Puis nous avons rejoint Auschwitz-Birkenau, une visite qui nous tenait à cœur même si personnellement je la redoutais un peu. Nous savons tous les horreurs qui se sont déroulés là-bas, nous avons tous vu des documentaires, entendus des témoignages, lus des livres… mais rien ne rend compte de la dimension et du process quasi « industriel » mis en place. On parle essentiellement d’Auschwitz qui était un camp de travail mais le camp d’extermination c’était Birkenau, 145Ha (et encore la dernière tranche n’a pas été achevée), 1,3 millions de déportés dont 1,1 sont morts. Pour beaucoup leur séjour sur place ne dépassait pas quelques heures. Descendus du train avec quelques bagages, triés en files indiennes, ils étaient évalués et s’ils étaient jugés inaptes au travail, un pouce levé ou abaissé comme seul verdict sans autres mots, la chambre à gaz les attendaient au bout du quai. Pour les autres (environ 10%) dépouillement, enregistrement et direction Auschwitz à 3km de là. 1 train de 1000 personnes pas jour pendant 4 ans…
Aujourd’hui c’est 3 millions de visiteurs par an qui viennent « voir », rendre hommage, se souvenir… 3 heures de visite avec une guide et des places qui sont réservées des mois à l’avance. Heureusement chaque jour un petit contingent de billets est mis en vente sur place.
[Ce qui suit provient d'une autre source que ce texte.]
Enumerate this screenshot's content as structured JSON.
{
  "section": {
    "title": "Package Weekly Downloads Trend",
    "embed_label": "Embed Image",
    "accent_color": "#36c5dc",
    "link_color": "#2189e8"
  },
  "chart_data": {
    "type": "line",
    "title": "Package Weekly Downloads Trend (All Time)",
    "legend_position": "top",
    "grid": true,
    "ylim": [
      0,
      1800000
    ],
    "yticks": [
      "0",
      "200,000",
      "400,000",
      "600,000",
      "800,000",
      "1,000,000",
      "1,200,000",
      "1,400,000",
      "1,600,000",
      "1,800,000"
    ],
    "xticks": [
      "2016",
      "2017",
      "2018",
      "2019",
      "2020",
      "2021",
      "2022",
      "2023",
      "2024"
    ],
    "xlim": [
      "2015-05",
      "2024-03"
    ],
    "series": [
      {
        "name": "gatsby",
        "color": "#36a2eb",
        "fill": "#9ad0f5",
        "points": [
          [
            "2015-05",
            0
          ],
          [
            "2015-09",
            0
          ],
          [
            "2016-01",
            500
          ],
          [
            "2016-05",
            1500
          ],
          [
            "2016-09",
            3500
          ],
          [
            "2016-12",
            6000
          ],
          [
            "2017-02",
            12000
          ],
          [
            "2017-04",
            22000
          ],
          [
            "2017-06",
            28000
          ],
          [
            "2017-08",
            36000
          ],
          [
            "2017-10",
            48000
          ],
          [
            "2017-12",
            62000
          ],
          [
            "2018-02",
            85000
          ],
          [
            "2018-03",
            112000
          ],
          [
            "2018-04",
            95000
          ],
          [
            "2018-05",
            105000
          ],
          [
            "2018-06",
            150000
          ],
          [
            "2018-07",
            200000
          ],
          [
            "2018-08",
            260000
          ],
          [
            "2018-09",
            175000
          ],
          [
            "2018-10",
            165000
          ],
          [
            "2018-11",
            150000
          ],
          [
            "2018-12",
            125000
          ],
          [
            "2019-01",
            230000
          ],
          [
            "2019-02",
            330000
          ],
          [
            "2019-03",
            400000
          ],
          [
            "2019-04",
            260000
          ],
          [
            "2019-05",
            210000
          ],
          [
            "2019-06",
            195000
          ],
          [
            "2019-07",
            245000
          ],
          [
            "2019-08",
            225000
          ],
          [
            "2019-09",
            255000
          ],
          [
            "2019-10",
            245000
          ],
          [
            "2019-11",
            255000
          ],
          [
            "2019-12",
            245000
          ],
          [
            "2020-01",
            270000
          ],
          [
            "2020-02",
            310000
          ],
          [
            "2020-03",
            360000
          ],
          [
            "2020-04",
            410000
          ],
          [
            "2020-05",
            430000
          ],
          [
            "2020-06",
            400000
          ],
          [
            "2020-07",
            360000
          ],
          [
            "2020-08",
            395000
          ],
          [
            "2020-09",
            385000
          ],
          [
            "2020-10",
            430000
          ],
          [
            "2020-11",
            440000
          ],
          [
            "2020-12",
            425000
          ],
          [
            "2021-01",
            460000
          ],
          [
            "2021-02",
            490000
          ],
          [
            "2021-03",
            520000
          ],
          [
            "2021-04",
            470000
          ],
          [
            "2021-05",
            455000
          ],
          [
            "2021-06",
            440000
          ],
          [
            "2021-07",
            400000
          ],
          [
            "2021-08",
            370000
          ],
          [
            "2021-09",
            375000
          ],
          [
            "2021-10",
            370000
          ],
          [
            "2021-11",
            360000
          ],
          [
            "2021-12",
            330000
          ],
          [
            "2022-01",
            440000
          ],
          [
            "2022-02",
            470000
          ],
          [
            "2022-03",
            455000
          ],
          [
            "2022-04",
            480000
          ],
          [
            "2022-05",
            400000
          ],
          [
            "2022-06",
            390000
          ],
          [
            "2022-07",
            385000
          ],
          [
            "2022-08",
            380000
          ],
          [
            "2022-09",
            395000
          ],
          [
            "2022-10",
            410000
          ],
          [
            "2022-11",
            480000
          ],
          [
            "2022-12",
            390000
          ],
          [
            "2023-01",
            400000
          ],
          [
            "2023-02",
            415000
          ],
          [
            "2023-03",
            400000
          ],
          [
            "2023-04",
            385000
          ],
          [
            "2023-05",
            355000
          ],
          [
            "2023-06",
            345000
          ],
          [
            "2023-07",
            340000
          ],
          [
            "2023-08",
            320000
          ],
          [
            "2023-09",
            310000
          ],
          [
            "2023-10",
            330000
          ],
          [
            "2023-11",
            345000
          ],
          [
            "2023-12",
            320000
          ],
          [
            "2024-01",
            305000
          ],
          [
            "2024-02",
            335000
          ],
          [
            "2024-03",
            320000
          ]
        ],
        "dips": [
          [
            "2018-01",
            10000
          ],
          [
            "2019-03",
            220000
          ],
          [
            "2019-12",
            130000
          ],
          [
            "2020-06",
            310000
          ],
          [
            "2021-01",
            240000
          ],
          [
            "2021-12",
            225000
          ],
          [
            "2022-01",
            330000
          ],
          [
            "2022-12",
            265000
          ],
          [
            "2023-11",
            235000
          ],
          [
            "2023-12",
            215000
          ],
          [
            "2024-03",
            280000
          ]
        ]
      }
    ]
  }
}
Nous avons donc dormi sur parking en face du centre et je suis allée faire la queue des 6h45 du matin car les guichets ouvrent à 7h30 mais des 7h00, les visiteurs attendent.
Une visite émotionnellement épuisante et le sentiment que malgré tout nous n’apprenons pas de nos erreurs. Nous nous étonnons que rien n’ait été fait pour arrêter ce processus et nous regardons comme des héros ceux qui ont risqué leur vie pour en sauver d’autres. Aujourd’hui d’autres humains fuient leurs pays pour éviter les persécutions mais malgré tout que faisons-nous ?

 


3 boîtes de ce gaz suffisait pour un convoi, soit 25 Marks


Une gare tristement célèbre... Birkenau !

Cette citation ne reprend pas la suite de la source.